Knapp vierzig Mitglieder hat die Gruppe seit ihrer Gründung kommen und gehen sehen. Im Durchschnitt besteht sie aus zehn aktiven Mitgliedern, die meist über zwei Jahre regelmäßig an den Treffen teilnehmen. Diese Zahl der ehemaligen und aktiven Mitglieder zeigt den Bedarf für einen sicheren Raum. Die Betroffenen sehen sich nicht mehr als Opfer, sondern als Überlebende.

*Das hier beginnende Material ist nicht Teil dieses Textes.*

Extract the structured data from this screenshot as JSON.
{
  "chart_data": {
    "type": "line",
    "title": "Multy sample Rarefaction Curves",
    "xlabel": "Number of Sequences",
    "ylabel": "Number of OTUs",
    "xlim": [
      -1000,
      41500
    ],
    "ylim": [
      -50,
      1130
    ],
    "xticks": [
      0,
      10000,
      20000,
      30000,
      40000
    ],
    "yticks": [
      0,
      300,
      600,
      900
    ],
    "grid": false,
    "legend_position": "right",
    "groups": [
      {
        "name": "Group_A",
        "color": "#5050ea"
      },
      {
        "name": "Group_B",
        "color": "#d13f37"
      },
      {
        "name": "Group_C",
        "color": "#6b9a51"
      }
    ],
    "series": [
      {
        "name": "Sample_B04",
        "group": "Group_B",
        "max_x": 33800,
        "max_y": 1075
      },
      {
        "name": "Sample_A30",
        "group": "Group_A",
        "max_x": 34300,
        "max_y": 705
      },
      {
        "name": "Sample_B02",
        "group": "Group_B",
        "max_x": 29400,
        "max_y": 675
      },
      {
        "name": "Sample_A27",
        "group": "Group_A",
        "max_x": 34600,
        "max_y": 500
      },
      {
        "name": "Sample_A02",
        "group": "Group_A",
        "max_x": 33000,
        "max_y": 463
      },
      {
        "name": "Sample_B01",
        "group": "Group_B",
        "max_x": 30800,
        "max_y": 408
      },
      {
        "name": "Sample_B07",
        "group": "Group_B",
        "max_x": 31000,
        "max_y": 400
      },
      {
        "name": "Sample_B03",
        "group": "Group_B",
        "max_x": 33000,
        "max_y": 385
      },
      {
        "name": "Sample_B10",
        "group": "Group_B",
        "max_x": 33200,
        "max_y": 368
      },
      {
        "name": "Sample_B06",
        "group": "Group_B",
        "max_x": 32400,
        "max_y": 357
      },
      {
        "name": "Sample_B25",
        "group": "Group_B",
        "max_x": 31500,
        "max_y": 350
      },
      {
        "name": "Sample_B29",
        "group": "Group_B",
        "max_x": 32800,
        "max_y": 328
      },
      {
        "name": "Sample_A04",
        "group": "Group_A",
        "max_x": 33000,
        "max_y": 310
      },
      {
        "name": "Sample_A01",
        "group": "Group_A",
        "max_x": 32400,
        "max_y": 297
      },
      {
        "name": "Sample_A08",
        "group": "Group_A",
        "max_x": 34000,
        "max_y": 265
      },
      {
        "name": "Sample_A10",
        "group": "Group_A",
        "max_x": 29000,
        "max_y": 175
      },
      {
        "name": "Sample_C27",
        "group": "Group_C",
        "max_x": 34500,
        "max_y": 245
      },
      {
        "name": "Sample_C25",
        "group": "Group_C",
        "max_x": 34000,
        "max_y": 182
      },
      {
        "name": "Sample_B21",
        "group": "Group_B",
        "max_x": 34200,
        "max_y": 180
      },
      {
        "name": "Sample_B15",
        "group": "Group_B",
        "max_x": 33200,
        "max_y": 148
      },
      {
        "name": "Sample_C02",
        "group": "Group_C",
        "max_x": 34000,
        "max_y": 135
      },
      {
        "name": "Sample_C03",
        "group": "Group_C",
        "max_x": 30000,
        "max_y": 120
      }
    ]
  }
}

„Wir helfen einander“, sagt eine der Teilnehmerinnen. „Auch an Tagen, an denen ich nicht die Kraft aufzubringen glaube, um hingehen zu können, gehe ich hin. Denn dort finde ich Kraft, sehe sie an den Frauen, die in den Jahren über sich hinausgewachsen sind. Und auch an den Tagen, an denen ich meine, die Gruppe vielleicht nicht mehr zu brauchen, gehe ich hin. Denn vielleicht brauche nicht ich ein offenes Ohr, aber jemand anderer.“ 
"Ziel ist weiterhin, dass wir möglichst vielen Damen helfen können, dass sie ihren Weg finden und wieder zurückfinden zu einer gewissen Normalität", sagt Salvenmoser abschließend.